5Automation Is About Better Collaboration
Automation is most useful at the boundary of two things: two people, two systems, two organizations. For example, connecting a server requires coordination between server and networking teams. The actual keystrokes to provision the network are not particularly complex; it’s more the time involved in turning up servers to coordinate efforts and conduct reviews of proposed changes. Automating this process removes some of the coordination and frees up staff for more strategic work, and that is where the benefit is the greatest.
6Outages Require a Human Touch
If the S3 outages at AWS have taught us anything, it’s that cloud and automation do not free us of our responsibility to provide sound architectural design. This is a human undertaking. While you can automate the easiest remediation, those are not the ones that bring companies to their knees. Machines are good at finding things that match patterns, but what happens when there is no pattern to match? The point is context matters, and that frequently requires judgment.
7Cloud Is Where Automation Magic Will Happen, but It Will Need Assistance
Companies will require human intervention to ensure systems operate like a well-oiled machine in the cloud. According to recent research by PwC, to increase business agility, enterprises not in the cloud will have to move some or more of their workloads to either public or private clouds in the next three years. Having automated processes to simplify how workloads are uploaded and distributed in the cloud will require personnel with intimate knowledge of business objectives and priorities to ensure long-term success. Automated processes will help keep their eye on the prize and workloads producing results.
8Prioritizing Networking for IoT: We Can’t Blindly Put Devices on the Network
From policy management to troubleshooting, billions of internet of things (IoT) devices will require a more automated network. Gartner projects 20.4 billion connected things will be used worldwide by 2020. For network systems, blindly bringing IoT devices online will clutter networks with noisy, low-priority traffic. As a result, IT professionals will be critical to fine-tune algorithms to ensure systems rightfully prioritize (or deprioritize) certain IoT traffic to ensure networks always have capacity.

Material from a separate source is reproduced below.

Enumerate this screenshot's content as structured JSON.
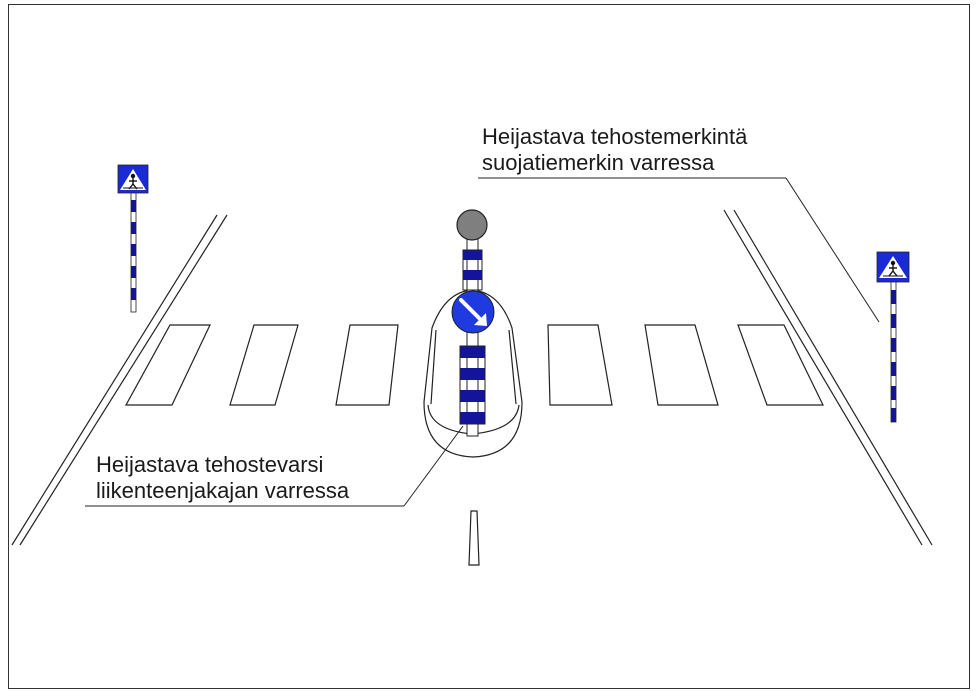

9The Era of Simplicity Will Bring More Innovation—and More Jobs
AI and automation promise to greatly reduce the complexities of computing systems, especially as more organizations transition to the cloud. This, however, means that humans still need to innovate, understand these systems and ultimately make the final call on how new tools and applications need to operate in these environments. While it means that IT professionals will need to learn some new tricks, their knowledge and services will continue to be valuable for years to come.
10See Something, Do Something
The monitoring aspect of automation is still critical to ensure everything operates as needed, and infrastructure architects will still be needed to ensure systems start with the right inventory of data that is available to map back to those workloads. IT is complex, though tooling promises to help. Until that is a reality, businesses need people to understand the data and put it into context because programming in an overly complex world doesn’t change the complexity—it just automates the failures.